Finland used to operate a two-tier system for the treatment of electronic cigarette and vaping products, and then the Tobacco Products Directive simplified the situation. That said, the sale of eliquids containing nicotine remained illegal until November last year. Traditionally, the majority of Finnish vapers purchased their products from abroad, via the internet.
Kaari Paaso, head of the harm prevention unit, said: “The Finnish approach is revolutionary. We want to get rid of all tobacco products. Experts agree that the Finnish government is using innovation and creativity to get everyone to kick the habit.”
He can wrap up the approach in fancy words and anonymous plaudits, but it amounts to nothing more than the ‘quit or die’ favoured by anti-vaping campaigners. The government isn’t going to encourage the use of safer products, it’s embracing the absurd precautionary principle which means that public spaces are going to be targeted.
“We don't want to fall into the trap of other policies that have less harmful products.
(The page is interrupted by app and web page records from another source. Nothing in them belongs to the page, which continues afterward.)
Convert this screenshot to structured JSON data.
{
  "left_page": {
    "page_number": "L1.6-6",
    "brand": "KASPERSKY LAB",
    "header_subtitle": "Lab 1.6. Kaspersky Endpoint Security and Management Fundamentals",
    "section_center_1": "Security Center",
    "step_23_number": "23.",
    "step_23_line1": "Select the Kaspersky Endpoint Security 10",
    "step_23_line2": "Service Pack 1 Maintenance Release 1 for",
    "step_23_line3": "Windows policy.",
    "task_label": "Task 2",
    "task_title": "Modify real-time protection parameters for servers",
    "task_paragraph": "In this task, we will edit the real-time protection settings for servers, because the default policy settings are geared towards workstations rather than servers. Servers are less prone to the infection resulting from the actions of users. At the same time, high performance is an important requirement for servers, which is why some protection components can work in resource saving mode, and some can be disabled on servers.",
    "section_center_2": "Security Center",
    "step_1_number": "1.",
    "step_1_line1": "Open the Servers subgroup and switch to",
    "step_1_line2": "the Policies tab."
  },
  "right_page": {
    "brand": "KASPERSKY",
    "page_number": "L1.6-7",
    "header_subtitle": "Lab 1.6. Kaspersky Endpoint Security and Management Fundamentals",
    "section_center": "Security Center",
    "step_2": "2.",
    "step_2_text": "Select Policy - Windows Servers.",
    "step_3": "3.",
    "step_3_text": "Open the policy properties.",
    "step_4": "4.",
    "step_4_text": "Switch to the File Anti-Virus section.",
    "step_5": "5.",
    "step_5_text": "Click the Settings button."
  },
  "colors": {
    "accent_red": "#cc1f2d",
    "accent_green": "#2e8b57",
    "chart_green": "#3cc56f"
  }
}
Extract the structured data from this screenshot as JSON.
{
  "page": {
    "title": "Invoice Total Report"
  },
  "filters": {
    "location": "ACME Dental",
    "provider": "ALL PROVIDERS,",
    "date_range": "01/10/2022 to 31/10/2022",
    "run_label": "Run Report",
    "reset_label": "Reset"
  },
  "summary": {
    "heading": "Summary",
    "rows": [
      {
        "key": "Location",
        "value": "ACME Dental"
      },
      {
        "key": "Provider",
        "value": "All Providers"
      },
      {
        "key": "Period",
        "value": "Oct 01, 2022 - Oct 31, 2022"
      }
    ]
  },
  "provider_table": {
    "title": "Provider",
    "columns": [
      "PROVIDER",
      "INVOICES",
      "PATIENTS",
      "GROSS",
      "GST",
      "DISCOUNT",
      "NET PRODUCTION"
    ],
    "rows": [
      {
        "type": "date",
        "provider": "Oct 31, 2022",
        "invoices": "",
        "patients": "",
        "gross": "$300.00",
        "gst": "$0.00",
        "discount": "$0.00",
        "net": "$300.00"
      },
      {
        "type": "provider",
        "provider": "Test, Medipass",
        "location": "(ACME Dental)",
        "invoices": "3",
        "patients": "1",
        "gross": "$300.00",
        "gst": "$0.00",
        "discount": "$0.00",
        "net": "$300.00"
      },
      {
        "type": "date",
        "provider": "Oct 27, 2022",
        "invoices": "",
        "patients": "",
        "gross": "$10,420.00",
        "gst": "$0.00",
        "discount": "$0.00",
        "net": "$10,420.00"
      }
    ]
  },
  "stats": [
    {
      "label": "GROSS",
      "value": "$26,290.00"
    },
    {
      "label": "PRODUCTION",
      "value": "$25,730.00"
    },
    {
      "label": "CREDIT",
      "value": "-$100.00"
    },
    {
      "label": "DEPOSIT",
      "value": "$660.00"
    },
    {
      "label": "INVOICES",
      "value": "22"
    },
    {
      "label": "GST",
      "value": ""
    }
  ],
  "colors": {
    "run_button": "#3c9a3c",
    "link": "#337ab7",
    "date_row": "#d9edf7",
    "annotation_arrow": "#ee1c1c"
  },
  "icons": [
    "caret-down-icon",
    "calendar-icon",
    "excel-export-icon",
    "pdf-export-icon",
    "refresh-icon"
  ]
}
We want to phase out all products,” says Paaso, not going into depth to explain what traps exist in the embracing of harm reduction policies.
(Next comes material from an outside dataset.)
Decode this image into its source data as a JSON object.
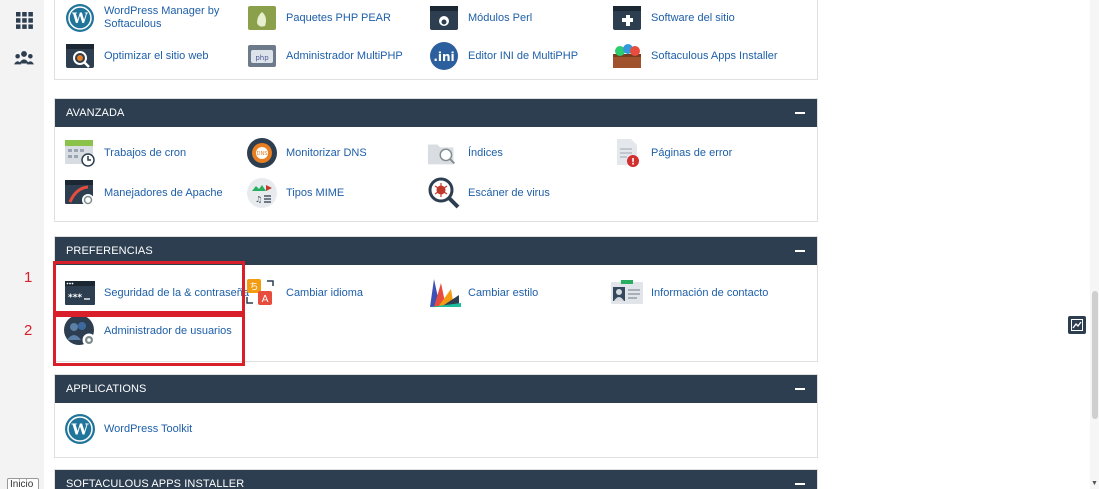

One of the immediate changes has been felt as of the start of the year – a tax of €0.30/ml has been applied to nicotine and nic-free eliquids. That’s an extra €3 (£2.50) on every 10ml bottle.
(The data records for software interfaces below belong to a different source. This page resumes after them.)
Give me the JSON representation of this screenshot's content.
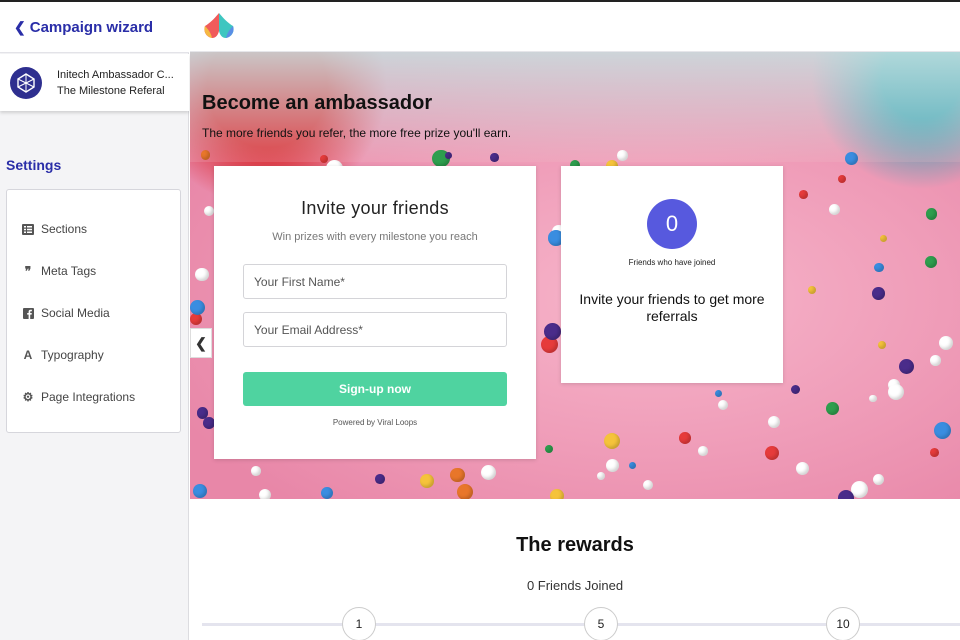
{
  "sidebar": {
    "back_label": "Campaign wizard",
    "campaign": {
      "name": "Initech Ambassador C...",
      "template": "The Milestone Referal"
    },
    "settings_title": "Settings",
    "items": [
      {
        "label": "Sections",
        "icon": "list-icon"
      },
      {
        "label": "Meta Tags",
        "icon": "quote-icon"
      },
      {
        "label": "Social Media",
        "icon": "facebook-icon"
      },
      {
        "label": "Typography",
        "icon": "font-icon"
      },
      {
        "label": "Page Integrations",
        "icon": "gears-icon"
      }
    ]
  },
  "hero": {
    "title": "Become an ambassador",
    "subtitle": "The more friends you refer, the more free prize you'll earn."
  },
  "invite": {
    "title": "Invite your friends",
    "subtitle": "Win prizes with every milestone you reach",
    "first_name_placeholder": "Your First Name*",
    "email_placeholder": "Your Email Address*",
    "button_label": "Sign-up now",
    "powered_by": "Powered by Viral Loops"
  },
  "friends": {
    "count": "0",
    "count_label": "Friends who have joined",
    "message": "Invite your friends to get more referrals"
  },
  "rewards": {
    "title": "The rewards",
    "joined": "0 Friends Joined",
    "milestones": [
      "1",
      "5",
      "10"
    ]
  },
  "colors": {
    "accent": "#2a2ea8",
    "button": "#4fd3a0",
    "counter": "#5759de"
  }
}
Vaughan Rees, a director at Harvard’s school of public health, mentions: “The evidence suggests increasing pricing is the single most effective way to reduce demand. In states where we see the highest tax rates, we see the lowest prevalence.”
The government has also banned the variety of juice flavours available for sale in the nation’s vape stores, restricting choice to just “tobacco”, as part of the new tobacco act. Matters worsen further for the 50,000 Finnish vapers, cross-border sales are set to be banned this summer as the government adopts those options within the Tobacco Products Directive that enable it to impose a harsh regime.
Paaso adds: “E-cigarettes are sold in normal shops, but we have strict rules. They cannot have any distinctive taste. Our approach is this basic idea to phase out all nicotine products.”
Also, as Paaso points out, vape stores have been hit with a hefty one-off licensing fee and ongoing annual fees based on the number of checkouts it operates: “There's quite a high fee to license it and to sell it. This has resulted in criticism from small shop owners and big stores.”
In a snapshot, it is possible to see exactly how much worse it could have been in the UK had parliament adopted a harsher version of the TPD.